Zhou Yulin, Hou Yanan, Xiang Jiali, Dai Huajie, Li Mian, Wang Tiange, Wang Shuangyuan, Lin Hong, Lu Jieli, Xu Yu, Chen Yuhong, Wang Weiqing, Bi Yufang, Xu Min, Zhao Zhiyun
Department of Endocrine and Metabolic Diseases, Shanghai Institute of Endocrine and Metabolic Diseases, Ruijin Hospital, Shanghai Jiao Tong University School of Medicine, 197 Ruijin 2nd Road, 200025, Shanghai, China.
Shanghai National Clinical Research Center for Metabolic Diseases, Key Laboratory for Endocrine and Metabolic Diseases of the National Health Commission of the PR China, Shanghai National Center for Translational Medicine, Ruijin Hospital, Shanghai Jiao Tong University School of Medicine, Shanghai, China.
Nutr Metab (Lond). 2021 Dec 7;18(1):103. doi: 10.1186/s12986-021-00629-1.
We aimed to define refined body shapes by using multiple anthropometric traits that represent fat distribution, and evaluate their associations with risk of insulin resistance (IR) and cardiometabolic disorders in a Chinese population.
We performed a cross-sectional analysis in 6570 community-based participants aged ≥ 40 years. Four body circumferences (neck, waist, hip, and thigh) and their ratios were put simultaneously into an open-source Waikato Environment for Knowledge Analysis platform to select the worthiest indicators in determining IR. The ratio of the top 3 fat distribution indicators was used to define the refined body shapes.

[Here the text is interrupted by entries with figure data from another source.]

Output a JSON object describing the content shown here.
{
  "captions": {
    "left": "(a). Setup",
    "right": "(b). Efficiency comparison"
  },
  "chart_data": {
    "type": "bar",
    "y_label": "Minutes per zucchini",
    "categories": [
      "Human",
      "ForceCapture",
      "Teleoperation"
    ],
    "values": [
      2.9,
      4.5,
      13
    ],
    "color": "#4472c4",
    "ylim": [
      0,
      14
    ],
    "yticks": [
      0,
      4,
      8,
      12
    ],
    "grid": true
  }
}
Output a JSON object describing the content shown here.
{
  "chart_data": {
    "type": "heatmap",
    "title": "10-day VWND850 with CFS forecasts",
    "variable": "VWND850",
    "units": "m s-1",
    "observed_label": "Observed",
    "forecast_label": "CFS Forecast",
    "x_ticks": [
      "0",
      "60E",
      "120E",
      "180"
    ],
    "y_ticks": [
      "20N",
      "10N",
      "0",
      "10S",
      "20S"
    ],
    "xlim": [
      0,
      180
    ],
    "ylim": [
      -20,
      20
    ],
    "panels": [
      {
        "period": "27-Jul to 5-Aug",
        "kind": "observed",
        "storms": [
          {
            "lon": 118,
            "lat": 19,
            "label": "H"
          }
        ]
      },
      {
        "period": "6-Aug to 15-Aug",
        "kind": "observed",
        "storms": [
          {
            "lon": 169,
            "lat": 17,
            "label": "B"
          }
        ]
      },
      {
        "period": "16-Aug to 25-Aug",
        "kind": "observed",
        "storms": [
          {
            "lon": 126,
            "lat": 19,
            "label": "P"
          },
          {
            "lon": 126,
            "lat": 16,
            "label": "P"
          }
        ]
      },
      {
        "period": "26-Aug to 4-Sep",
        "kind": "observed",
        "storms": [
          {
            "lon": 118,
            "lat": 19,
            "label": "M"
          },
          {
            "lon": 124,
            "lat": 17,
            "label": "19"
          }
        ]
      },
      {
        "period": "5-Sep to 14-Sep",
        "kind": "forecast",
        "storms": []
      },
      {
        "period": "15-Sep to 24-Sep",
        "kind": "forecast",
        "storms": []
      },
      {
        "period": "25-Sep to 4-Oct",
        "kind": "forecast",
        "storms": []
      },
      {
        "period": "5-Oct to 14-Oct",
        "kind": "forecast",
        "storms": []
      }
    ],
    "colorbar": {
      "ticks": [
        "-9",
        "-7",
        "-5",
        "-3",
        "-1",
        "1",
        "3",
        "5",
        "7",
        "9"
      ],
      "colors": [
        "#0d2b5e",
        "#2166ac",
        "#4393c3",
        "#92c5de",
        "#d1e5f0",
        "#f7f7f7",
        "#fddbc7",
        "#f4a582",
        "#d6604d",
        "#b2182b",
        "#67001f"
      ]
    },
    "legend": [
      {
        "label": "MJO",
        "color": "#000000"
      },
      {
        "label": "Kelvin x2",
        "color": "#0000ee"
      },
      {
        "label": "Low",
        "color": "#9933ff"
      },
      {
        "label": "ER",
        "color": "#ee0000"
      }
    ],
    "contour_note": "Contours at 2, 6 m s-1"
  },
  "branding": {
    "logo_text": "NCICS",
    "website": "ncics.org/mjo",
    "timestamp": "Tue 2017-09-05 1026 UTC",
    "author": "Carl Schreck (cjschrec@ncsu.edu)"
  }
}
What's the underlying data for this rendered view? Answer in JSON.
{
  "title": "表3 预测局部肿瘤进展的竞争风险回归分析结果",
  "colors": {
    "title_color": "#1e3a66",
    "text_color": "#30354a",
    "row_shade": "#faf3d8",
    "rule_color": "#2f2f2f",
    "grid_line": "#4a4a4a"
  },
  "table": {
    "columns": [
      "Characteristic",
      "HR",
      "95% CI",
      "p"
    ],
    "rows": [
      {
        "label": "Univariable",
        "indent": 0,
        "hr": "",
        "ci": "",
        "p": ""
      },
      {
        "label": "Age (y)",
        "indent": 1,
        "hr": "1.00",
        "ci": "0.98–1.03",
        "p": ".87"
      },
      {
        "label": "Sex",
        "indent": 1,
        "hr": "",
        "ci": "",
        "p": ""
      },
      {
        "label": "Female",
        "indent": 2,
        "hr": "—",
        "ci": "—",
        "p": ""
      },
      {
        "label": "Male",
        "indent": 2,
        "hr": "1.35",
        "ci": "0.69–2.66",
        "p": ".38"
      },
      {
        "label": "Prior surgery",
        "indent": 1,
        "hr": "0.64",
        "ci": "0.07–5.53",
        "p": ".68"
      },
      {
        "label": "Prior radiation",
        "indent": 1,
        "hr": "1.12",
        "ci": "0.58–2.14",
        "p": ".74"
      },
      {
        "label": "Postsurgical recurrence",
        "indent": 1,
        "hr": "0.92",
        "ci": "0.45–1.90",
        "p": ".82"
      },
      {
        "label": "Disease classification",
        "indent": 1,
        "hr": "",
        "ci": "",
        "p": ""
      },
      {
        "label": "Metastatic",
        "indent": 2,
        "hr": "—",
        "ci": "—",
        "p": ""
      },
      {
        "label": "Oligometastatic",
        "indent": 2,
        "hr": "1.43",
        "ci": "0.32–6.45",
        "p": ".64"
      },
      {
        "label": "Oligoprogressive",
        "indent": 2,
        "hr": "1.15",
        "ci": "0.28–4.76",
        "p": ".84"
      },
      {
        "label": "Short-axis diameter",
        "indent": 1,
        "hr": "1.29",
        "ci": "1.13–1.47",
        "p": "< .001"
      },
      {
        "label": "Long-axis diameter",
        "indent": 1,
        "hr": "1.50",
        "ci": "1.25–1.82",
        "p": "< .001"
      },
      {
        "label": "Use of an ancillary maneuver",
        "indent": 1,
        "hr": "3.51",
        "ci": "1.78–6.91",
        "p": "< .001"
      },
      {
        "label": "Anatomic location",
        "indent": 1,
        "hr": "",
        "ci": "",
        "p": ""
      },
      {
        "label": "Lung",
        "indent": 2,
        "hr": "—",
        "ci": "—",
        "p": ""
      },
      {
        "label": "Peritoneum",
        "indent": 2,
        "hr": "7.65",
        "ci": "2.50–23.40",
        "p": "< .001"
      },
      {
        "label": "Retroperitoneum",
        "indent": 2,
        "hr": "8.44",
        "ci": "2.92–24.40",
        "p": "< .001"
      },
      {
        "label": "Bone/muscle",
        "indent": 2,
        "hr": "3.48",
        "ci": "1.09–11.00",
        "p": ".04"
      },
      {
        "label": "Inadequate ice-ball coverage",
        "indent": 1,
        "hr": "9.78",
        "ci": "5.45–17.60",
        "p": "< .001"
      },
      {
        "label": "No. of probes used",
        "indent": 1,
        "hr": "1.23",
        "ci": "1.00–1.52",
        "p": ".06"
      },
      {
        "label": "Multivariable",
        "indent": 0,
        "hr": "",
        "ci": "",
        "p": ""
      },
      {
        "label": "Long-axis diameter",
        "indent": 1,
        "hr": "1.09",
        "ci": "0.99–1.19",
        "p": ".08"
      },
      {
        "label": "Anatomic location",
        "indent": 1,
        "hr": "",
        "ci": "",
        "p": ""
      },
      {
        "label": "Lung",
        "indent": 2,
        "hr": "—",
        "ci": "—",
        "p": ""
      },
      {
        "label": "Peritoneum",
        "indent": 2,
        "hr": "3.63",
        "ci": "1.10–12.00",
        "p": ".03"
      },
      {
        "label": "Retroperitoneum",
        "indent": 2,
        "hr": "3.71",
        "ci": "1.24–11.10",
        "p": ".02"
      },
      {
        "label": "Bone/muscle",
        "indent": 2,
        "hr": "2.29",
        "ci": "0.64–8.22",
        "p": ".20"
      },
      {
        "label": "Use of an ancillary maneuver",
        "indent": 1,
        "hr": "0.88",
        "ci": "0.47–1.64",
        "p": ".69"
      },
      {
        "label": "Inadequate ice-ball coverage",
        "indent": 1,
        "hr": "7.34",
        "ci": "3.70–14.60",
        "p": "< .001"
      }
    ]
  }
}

We defined 8 distinct body shapes based on sex-specific combinations of waist-to-hip ratio (WHR), waist-to-thigh ratio (WTR), and waist-to-neck ratio (WNR), which differed in participants' distribution and risk of IR and related cardiometabolic disorders. In women, as compared to the low WHR-low WTR-low WNR shape, all body shapes were significantly associated with IR and related cardiometabolic disorders; while in men, the low WHR-high WTR-high WNR shape and the higher WHR related shapes were significantly associated with IR and related cardiometabolic disorders. Stratified by WHR, the results were consistent in women; however, no significant associations were detected in men.
We defined 8 distinct body shapes by taking WHR, WTR, and WNR, simultaneously into account, which differed in association with the risk of IR and related cardiometabolic disorders in women. This study suggests that body shapes defined by multiple anthropometric traits could provide a useful, convenient, and easily available method for identifying cardiometabolic risk.
我们旨在通过使用代表脂肪分布的多种人体测量特征来定义精细的体型,并评估它们与中国人群胰岛素抵抗(IR)和心脏代谢紊乱风险的关联。
我们对6570名年龄≥40岁的社区参与者进行了横断面分析。将四个身体周长(颈部、腰部、臀部和大腿)及其比率同时输入到开源的怀卡托知识分析环境平台中,以选择在确定IR方面最有价值的指标。使用前3个脂肪分布指标的比率来定义精细的体型。
我们根据腰臀比(WHR)、腰大腿比(WTR)和腰颈比(WNR)的性别特异性组合定义了8种不同的体型,这些体型在参与者的IR分布和风险以及相关心脏代谢紊乱方面存在差异。在女性中,与低WHR-低WTR-低WNR体型相比,所有体型均与IR及相关心脏代谢紊乱显著相关;而在男性中,低WHR-高WTR-高WNR体型和较高WHR相关体型与IR及相关心脏代谢紊乱显著相关。按WHR分层,女性的结果一致;然而,在男性中未检测到显著关联。
我们同时考虑WHR、WTR和WNR定义了8种不同的体型,这些体型与女性IR及相关心脏代谢紊乱风险的关联有所不同。本研究表明,由多种人体测量特征定义的体型可为识别心脏代谢风险提供一种有用、便捷且易于获得的方法。